Common ownership of a prior art reference at the time of invention cannot be established for the purposes of disqualifying that reference under § 103(c) by later filed assignment documents alone. Here, for example, an assignment of a prior art reference that occurred after the filing date of the application at issue was found to be insufficient to establish that the reference and the application were commonly owned at the time of invention. “[E]vidence of common ownership by assignment after the application filing date does not establish common ownership or an obligation to assign ownership at the time of the invention.” It may therefore be necessary to submit further evidence such as a declaration or employment agreement to establish that a prior art reference was commonly owned when it was not assigned until after the filing date of the application at issue.

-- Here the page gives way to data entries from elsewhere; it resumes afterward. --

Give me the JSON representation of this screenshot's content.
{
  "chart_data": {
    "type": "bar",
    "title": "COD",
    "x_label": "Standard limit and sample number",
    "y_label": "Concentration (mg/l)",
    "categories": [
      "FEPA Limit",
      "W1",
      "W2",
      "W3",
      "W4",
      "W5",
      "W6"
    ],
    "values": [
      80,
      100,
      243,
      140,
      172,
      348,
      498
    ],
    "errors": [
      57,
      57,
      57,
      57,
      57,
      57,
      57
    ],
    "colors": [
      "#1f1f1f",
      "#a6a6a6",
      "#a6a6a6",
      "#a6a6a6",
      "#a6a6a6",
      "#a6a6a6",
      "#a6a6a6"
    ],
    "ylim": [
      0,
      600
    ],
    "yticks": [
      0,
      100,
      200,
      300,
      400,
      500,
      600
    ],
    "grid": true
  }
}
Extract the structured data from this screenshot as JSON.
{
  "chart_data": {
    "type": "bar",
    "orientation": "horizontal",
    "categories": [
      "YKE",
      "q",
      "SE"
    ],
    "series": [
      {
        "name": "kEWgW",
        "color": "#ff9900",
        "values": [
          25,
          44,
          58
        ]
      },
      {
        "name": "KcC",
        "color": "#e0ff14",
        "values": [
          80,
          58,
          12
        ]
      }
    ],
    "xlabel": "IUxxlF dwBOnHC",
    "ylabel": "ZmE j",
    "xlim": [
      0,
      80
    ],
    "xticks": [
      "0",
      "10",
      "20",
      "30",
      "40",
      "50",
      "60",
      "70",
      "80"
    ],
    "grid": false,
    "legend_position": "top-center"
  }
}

Background / Facts: The application on appeal here from interference proceedings at the PTO is directed to methods of detecting modified bases in nucleic acids. The senior party to the interference sought to have the interference proceedings terminated by establishing that the junior party’s application would have been obvious over certain prior art that was asserted to be applicable to the junior party’s application but not the senior party’s application under the provisions of § 103(c).

Issue(s): Whether the senior party’s proffered evidence of assignment documents was sufficient to establish that the prior art was commonly owned by it.

Holding(s): No. “It appears that the Board might have misapplied § 103(c) by reasoning that the assessment of common ownership may be based on evidence of common ownership by assignment, even if the assignment occurred after the application filing date. 35 U.S.C. § 103(c) provides that § 102(e) prior art does not preclude patentability if ‘the subject matter [of the prior art] and the claimed invention were, at the time the claimed invention was made, owned by the same person or subject to an obligation of assignment to the same person.’ [] Accordingly, evidence of common ownership by assignment after the application filing date does not establish common ownership or an obligation to assign ownership at the time of the invention.”